I would like to know what exact property of the wave function these terms refer to. It would also be helpful to have a clear definition of 'reference' and 'configuration'. I'll try to explain below where my problems are in clearly understanding/defining these terms:
Starting with Hartree-Fock, it is obvious that the wave function in HF is both single-reference and 'single-configurational': there is only one Slater determinant.
Going to configuration interaction methods, the wave function now becomes a linear combination of several Slater determinants. The additional Slater determinants are excitations of the ground state determinant: virtual orbitals from HF are taken and replace previously occupied orbitals in the determinant. However, these orbitals still have the same coefficients as in HF - only the coefficients in front of the Slater determinants are optimized for the linear combination. If I'm correct, 'configuration' here refers to one particular Slater determinant - a method is therefore 'multi-configurational' if the wave function that is used has two or more (different) Slater determinants, correct? That also means that none of the CI methods (be it CIS, CISD, ... , or Full CI) are multireference methods?
Continuing with CASSCF, this method is basically Full CI limited to the chosen active space of orbitals. It is therefore multi-configurational. At the same time, it is also often referred to as being 'multireference'. The only difference to CI, however, seems to be the optimization of the coefficients in the Slater determinants themselves, hence, this must be the defining criterion for 'multireference'? What does 'reference' here refer to?
Now there is also multireference-CI. From the above definition, I would expect this to be a form of CI where I also optimize the orbitals, but that does not seem to be the case. The Wikipedia article on MRCI starts with:
In quantum chemistry, the multireference configuration interaction (MRCI) method consists of a configuration interaction expansion of the eigenstates of the electronic molecular Hamiltonian in a set of Slater determinants which correspond to excitations of the ground state electronic configuration but also of some excited states. The Slater determinants from which the excitations are performed are called reference determinants.

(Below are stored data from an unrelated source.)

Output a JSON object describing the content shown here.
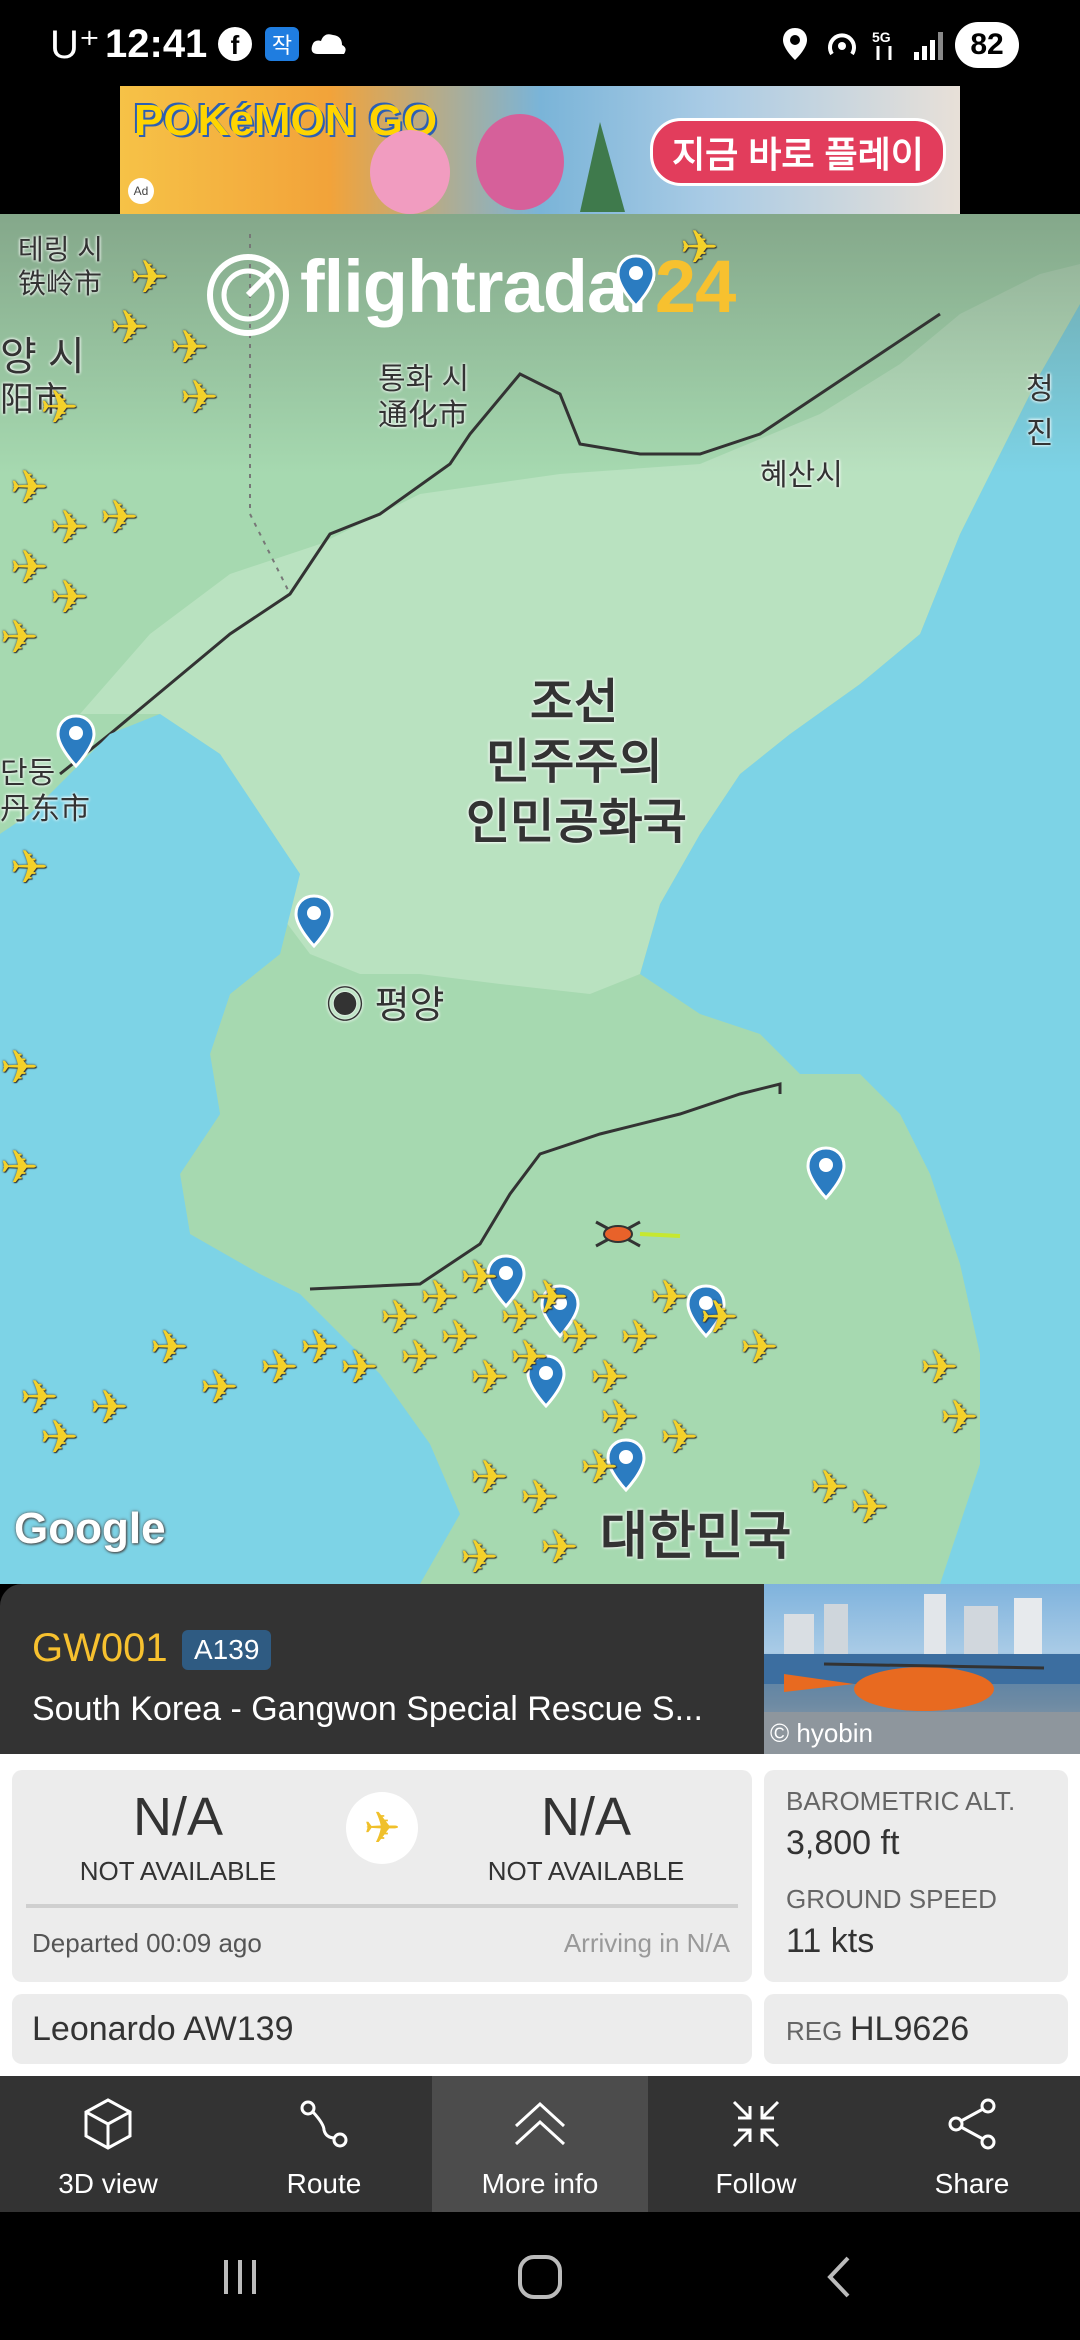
{
  "status_bar": {
    "carrier": "U⁺",
    "time": "12:41",
    "battery": "82",
    "network": "5G"
  },
  "ad": {
    "brand": "POKéMON GO",
    "cta": "지금 바로 플레이",
    "badge": "Ad"
  },
  "map": {
    "logo_main": "flightradar",
    "logo_num": "24",
    "labels": {
      "tieling": "테링 시",
      "tieling_cn": "铁岭市",
      "tonghua": "통화 시",
      "tonghua_cn": "通化市",
      "hyesan": "혜산시",
      "chongjin": "청진",
      "dandong": "단둥",
      "dandong_cn": "丹东市",
      "yang_city": "양 시",
      "yang_city_cn": "阳市",
      "north_korea_1": "조선",
      "north_korea_2": "민주주의",
      "north_korea_3": "인민공화국",
      "pyongyang": "평양",
      "south_korea": "대한민국"
    },
    "attribution": "Google"
  },
  "flight": {
    "callsign": "GW001",
    "aircraft_type": "A139",
    "airline": "South Korea - Gangwon Special Rescue S...",
    "photo_credit": "© hyobin",
    "origin_code": "N/A",
    "origin_name": "NOT AVAILABLE",
    "destination_code": "N/A",
    "destination_name": "NOT AVAILABLE",
    "departed": "Departed 00:09 ago",
    "arriving": "Arriving in N/A",
    "baro_alt_label": "BAROMETRIC ALT.",
    "baro_alt_value": "3,800 ft",
    "ground_speed_label": "GROUND SPEED",
    "ground_speed_value": "11 kts",
    "aircraft_model": "Leonardo AW139",
    "reg_label": "REG",
    "reg_value": "HL9626"
  },
  "toolbar": {
    "items": [
      {
        "label": "3D view",
        "icon": "cube-icon"
      },
      {
        "label": "Route",
        "icon": "route-icon"
      },
      {
        "label": "More info",
        "icon": "chevron-up-icon"
      },
      {
        "label": "Follow",
        "icon": "follow-icon"
      },
      {
        "label": "Share",
        "icon": "share-icon"
      }
    ]
  },
  "colors": {
    "accent": "#f7c12f",
    "panel": "#333333",
    "badge": "#2f5b82"
  }
}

This is confusing to me: Is 'excitation of the ground state electronic configuration' vs. 'excited states' referring to the optimization of the Slater determinants themselves? Or does 'excited state' refer to configurations with different total spin? That would be a different definition of 'reference', but then CASSCF would only be a multireference method if it uses the corresponding SA-CSFs, regardless whether the Slater determinants are optimized or not?